His opinion is soundly based, Hedges said late last week. Stung by what he called “media misperceptions” about his enforcement of medical marijuana laws in this county, the sheriff has launched a low-key public relations campaign aimed at correcting those perceived mistaken slants. He and Rob Bryn, the department’s public information officer, are “briefing” reporters on the attorney general’s new guidelines.
Still feeling heat from some county residents’ reaction to his involvement in the surveillance, arrest and prosecution of Lynch, Hedges said he is relieved that Brown’s rules appear to address many heretofore unresolved issues.
One is the issue of “storefront dispensaries” of the kind Lynch ran until his arrest.
Brown wrote, “Although medical marijuana ‘dispensaries’ have been operating in California for years, dispensaries, as such, are not recognized under the law.” Individuals who operate dispensary establishments “that do not substantially comply with [the] guidelines… may be subject to arrest and prosecution under California law.” Cooperatives are allowed under the law, subject to established definition.
Hedges now points to that refined provision as ample reason for his enforcement efforts against Lynch.
Asked if he felt he had been damaged politically by the Lynch case, Hedges said, “I don’t know. Politicians sometimes take the most expedient means to reelection. But I will do what I believe in, regardless of the implications.”
The attorney general notes that “California did not ‘legalize’ medical marijuana, but instead exercised the state’s reserved powers to not punish certain marijuana offenses when a physician” has prescribed its use.

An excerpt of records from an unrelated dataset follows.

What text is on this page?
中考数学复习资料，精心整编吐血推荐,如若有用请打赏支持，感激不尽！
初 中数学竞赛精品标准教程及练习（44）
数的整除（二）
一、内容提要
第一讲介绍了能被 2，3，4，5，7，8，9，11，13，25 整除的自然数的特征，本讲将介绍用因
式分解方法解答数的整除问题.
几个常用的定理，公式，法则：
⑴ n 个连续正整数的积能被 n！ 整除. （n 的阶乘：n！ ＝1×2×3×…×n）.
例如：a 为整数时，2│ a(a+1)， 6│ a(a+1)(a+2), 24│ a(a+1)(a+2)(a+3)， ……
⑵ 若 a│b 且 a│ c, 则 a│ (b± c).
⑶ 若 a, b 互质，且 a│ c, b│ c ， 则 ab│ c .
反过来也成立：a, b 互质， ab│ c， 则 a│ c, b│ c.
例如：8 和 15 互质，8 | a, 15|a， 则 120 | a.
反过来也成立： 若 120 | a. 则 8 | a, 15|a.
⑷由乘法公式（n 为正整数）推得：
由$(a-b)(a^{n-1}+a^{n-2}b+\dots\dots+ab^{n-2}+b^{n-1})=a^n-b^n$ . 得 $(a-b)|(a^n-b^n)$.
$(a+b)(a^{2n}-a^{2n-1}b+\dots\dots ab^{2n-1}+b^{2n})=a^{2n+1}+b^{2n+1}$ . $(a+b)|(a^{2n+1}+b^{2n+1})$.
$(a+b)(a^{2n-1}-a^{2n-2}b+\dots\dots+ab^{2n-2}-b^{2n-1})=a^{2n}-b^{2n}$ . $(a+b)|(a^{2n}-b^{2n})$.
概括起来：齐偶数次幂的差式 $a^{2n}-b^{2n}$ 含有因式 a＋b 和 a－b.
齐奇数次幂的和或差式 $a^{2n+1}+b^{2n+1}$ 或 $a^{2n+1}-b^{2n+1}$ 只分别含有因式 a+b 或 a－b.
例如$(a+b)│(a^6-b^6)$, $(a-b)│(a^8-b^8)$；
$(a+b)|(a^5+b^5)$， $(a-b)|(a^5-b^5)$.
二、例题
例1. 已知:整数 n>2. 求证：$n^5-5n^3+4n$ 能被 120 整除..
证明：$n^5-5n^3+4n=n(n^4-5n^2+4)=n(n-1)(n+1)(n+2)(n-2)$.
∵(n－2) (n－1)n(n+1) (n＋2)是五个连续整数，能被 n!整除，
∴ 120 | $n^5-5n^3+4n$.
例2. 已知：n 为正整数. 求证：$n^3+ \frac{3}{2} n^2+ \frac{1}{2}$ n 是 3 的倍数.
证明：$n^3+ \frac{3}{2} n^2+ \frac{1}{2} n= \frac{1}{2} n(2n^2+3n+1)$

Several other significant clarifications are incorporated into the attorney general’s instructions, including one regarding possession quantities: “If a person has what appears to be valid medical marijuana documentation, but exceeds the applicable possession guidelines identified above, all marijuana may be seized.”
Ironically, a state court of appeal in May ruled that legislators acted unconstitutionally and erred when they capped the amount of pot a patient could possess. The court suggested patients should be able to possess any amount, and said lawmakers do not have authority to amend a voter-approved initiative. Brown, who advocates “controlled” medical marijuana use, told the Los Angeles Times recently that he will challenge the ruling.
Also defined are rules for the lawful return of confiscated marijuana to patients. Several city police departments in this county, as well as Hedges, have refused on occasion to do this, and local judges have always subsequently ruled in favor of patients. State law enforcement officers who handle controlled substances in the course of their official duties are specifically immune from liability, Brown said.